Despite rise in gross domestic product (GDP) growth and reported decrease in poverty in Bangladesh over the last few decades, inequality is also rising side by side. Although there has been some improvement in the country's employment generation, the jobs created are far short of the country's demand.
There are reasons to believe that inequality widened as the bigger portion of income went to the richer groups of people while the poor got a minor share. Lack of good governance, corruption, slow growth in employment and real wage contributed to the widening income gap.
According to a World Bank projection, some 2.1 million people are entering the country's labour force each year. The trend is expected to continue up to 2023. Official statistics say a total of 1.23 million jobs were created in the country last year. This implies that even if 1.3 million jobs are created each year, about 0.8 million unemployed people will join the already significant number of the jobless in the country each year.
Situation in the country's healthcare service is also rather dismal. Despite quantitative progress in health indicators, the quality of both public and private medicare service is unsatisfactory. Resource constraint, lack of professionalism, poor management and inadequate policy initiatives are blamed as major reasons for the poor quality of healthcare.
The rise in per capita public expenditure on health remains highly insignificant and has increased by merely Tk 205 in between fiscal year (FY) 2009 and FY 2018. In Bangladesh, 71.8 per cent of health expenditure was financed by out-of-pocket spending in 2015, which was the highest in South Asian context.
Income share of the richest five per cent of Bangladeshi people has been on the rise over the last three decades while that of the poorest is decreasing.
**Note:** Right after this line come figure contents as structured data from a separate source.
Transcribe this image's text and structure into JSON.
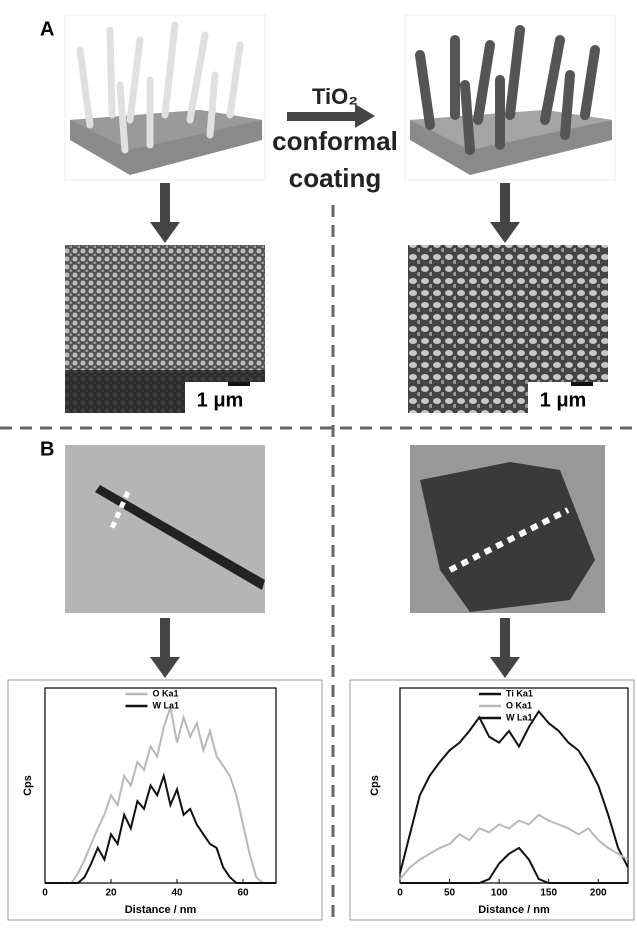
{
  "panel_a": {
    "label": "A",
    "process": "TiO₂",
    "process_line2": "conformal",
    "process_line3": "coating",
    "scale_left": "1 μm",
    "scale_right": "1 μm"
  },
  "panel_b": {
    "label": "B"
  },
  "chart_data": [
    {
      "type": "line",
      "xlabel": "Distance / nm",
      "ylabel": "Cps",
      "legend": "upper center",
      "x": [
        0,
        2,
        4,
        6,
        8,
        10,
        12,
        14,
        16,
        18,
        20,
        22,
        24,
        26,
        28,
        30,
        32,
        34,
        36,
        38,
        40,
        42,
        44,
        46,
        48,
        50,
        52,
        54,
        56,
        58,
        60,
        62,
        64,
        66,
        68,
        70
      ],
      "xlim": [
        0,
        70
      ],
      "xticks": [
        0,
        20,
        40,
        60
      ],
      "ylim": [
        0,
        100
      ],
      "series": [
        {
          "name": "O Ka1",
          "color": "#b8b8b8",
          "values": [
            0,
            0,
            0,
            0,
            0,
            5,
            12,
            20,
            28,
            35,
            45,
            40,
            55,
            50,
            62,
            58,
            70,
            65,
            80,
            90,
            72,
            85,
            75,
            82,
            68,
            78,
            65,
            60,
            55,
            45,
            30,
            15,
            3,
            0,
            0,
            0
          ]
        },
        {
          "name": "W La1",
          "color": "#111111",
          "values": [
            0,
            0,
            0,
            0,
            0,
            0,
            3,
            10,
            18,
            12,
            25,
            20,
            35,
            28,
            42,
            38,
            50,
            45,
            55,
            40,
            48,
            35,
            38,
            30,
            25,
            20,
            18,
            8,
            3,
            0,
            0,
            0,
            0,
            0,
            0,
            0
          ]
        }
      ]
    },
    {
      "type": "line",
      "xlabel": "Distance / nm",
      "ylabel": "Cps",
      "legend": "upper center",
      "x": [
        0,
        10,
        20,
        30,
        40,
        50,
        60,
        70,
        80,
        90,
        100,
        110,
        120,
        130,
        140,
        150,
        160,
        170,
        180,
        190,
        200,
        210,
        220,
        230
      ],
      "xlim": [
        0,
        230
      ],
      "xticks": [
        0,
        50,
        100,
        150,
        200
      ],
      "ylim": [
        0,
        100
      ],
      "series": [
        {
          "name": "Ti Ka1",
          "color": "#111111",
          "values": [
            5,
            25,
            45,
            55,
            62,
            68,
            72,
            78,
            85,
            75,
            72,
            78,
            70,
            80,
            88,
            82,
            78,
            72,
            68,
            60,
            50,
            35,
            18,
            8
          ]
        },
        {
          "name": "O Ka1",
          "color": "#b8b8b8",
          "values": [
            2,
            8,
            12,
            15,
            18,
            20,
            25,
            22,
            28,
            26,
            30,
            28,
            32,
            30,
            35,
            32,
            30,
            28,
            25,
            28,
            22,
            18,
            15,
            12
          ]
        },
        {
          "name": "W La1",
          "color": "#111111",
          "values": [
            0,
            0,
            0,
            0,
            0,
            0,
            0,
            0,
            0,
            2,
            10,
            15,
            18,
            12,
            2,
            0,
            0,
            0,
            0,
            0,
            0,
            0,
            0,
            0
          ]
        }
      ]
    }
  ]
}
A recent research reveals that while the richest five per cent Bangladeshis shared 18.85 per cent of the total income during 1991-92, their share rose to 27.89 per cent in 2015-16.
But the income share held by the poorest five per cent of the households fell from 1.03 per cent to 0.23 per cent during the same period. In 2010, the richest five per cent of the households was 32 times richer than the poorest five per cent. This difference magnified astronomically in 2015 when the richest five per cent was 121 times richer than the poorest five per cent.
Income inequality in both rural and urban areas, in fact, widened more in recent times. Consumption inequality, however, remained almost stable during the last five years, says a Bangladesh Bureau of Statistics (BBS) survey. The country made some achievements in some areas of poverty reduction in those years. But, for the present, the pace of poverty reduction slowed down.
What is needed of the government at this stage is that it has to ensure the quality of public investment. Without it, many will be left out of the benefits of economic growth. The government needs to give sharp focus on three major areas -- education, healthcare and social protection. In such sectors, it must make public spending more efficient.
There are, in fact, some problems in the quality of education and health care as well as leakages in social security. The government needs to address such pressing issues in order to ensure quality, equity, equality and inclusiveness in the country's growth.
There are, however, two major concerns about the country's economy. One is that higher growth could not generate adequate employment. And the other is that benefits of growth are unequally distributed. To ensure inclusive growth, the government should focus on quality education, which will enhance the efficiency of the job seekers.
What is surprising is that Bangladesh topped the list of countries that saw the quickest growth in the number of ultra-wealthy people between 2012 and 2017. But the country has failed to make significant headway in bringing down the number of ultra poor. Such a contradiction is obviously obstructing the harmonious growth of the country.